RESIST II - Resilienzbewertung von Wahrnehmungs- und Planungsansätzen in kooperativ interagierenden Automobilen bei unerwarteten Störungen
Functional safety of fully automated and autonomous vehicles is one of the main challenges of the upcoming years. A fully automated vehicle must not only remain in a safe driving state under ideal conditions, but also in the event of unforeseen situations. The use of cooperatively interacting strategies further complicates ensuring sufficient resilience against these unforeseeable situations and unexpected disturbances. To qualify a vehicle with fully automated driving functions in accordance with ISO 26262, it currently has to complete one billion test kilometers on the road.

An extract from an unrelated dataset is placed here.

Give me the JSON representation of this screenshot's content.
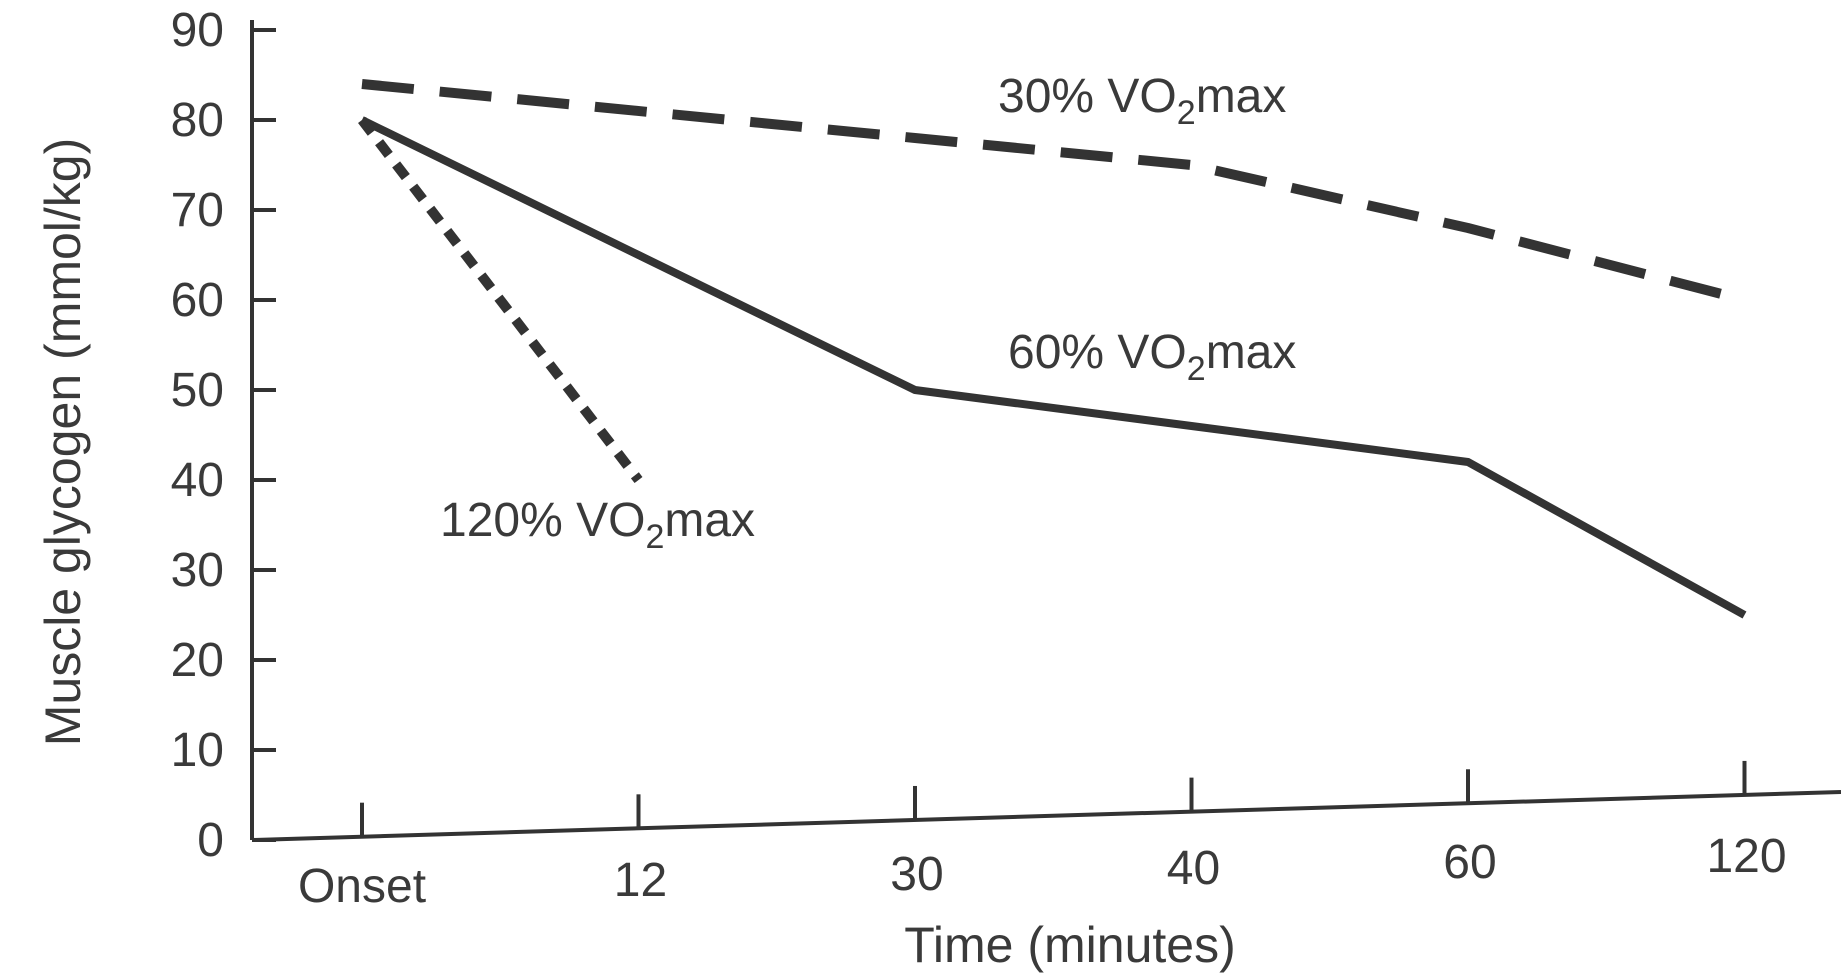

The aim of this project proposal is to advance a significant portion of the application to a simulation-based verification process instead of real test drives in order to enable early resilience evaluation. The advantages over real driving is the possibility of exploring a wide variety of environmental conditions in their variety of parameters in order to uncover specific borderline situations in addition to considerable time and cost savings. Cooperative perception methods and their resilience evaluation under varying environmental conditions and sensor influences are to be researched.
The cooperative perception methods should compensate the reduced recognition rates of different algorithms and sensor types under different environmental conditions. In addition to the camera sensors, radar sensors are to be included in the investigations and extended by cross-vehicle object tracking.

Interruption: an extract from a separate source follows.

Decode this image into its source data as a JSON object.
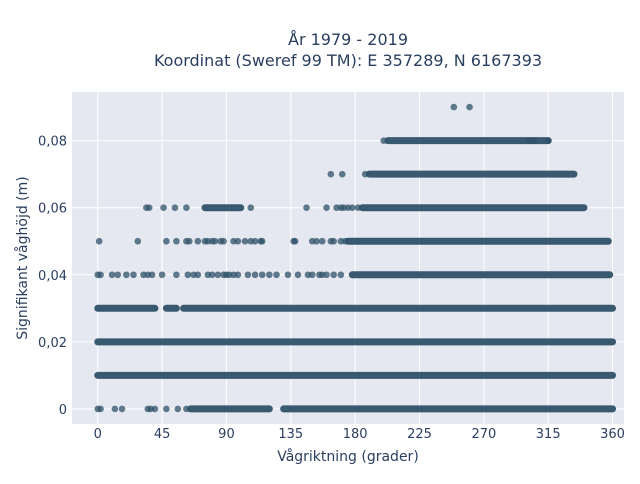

The resilience evaluation is supplemented by further environmental conditions that are difficult to model. New approaches are to be researched to model and simulate the variety of parameters of spray, snowfall and fog. In addition, the effects of different environmental conditions on perception, prediction and planning algorithms are investigated under different driving scenarios.
Subsequently, suitable metrics are examined to evaluate the procedures. On the one hand, the quality of the cross-vehicle fusion is evaluated, and on the other hand, a safety metric is developed that not only addresses the precision of the detection, but also how dangerous a detected object could become for the vehicle itself.
A further goal is the sustainable improvement of the training of learning-based perception procedures under varying environmental conditions, since currently the training data sets are usually recordings under ideal conditions and sunshine cannot be assumed in real operation. Therefore, we want to systematically extend the data sets and train the corresponding neural networks with these larger data sets with the help of the procedures mentioned above.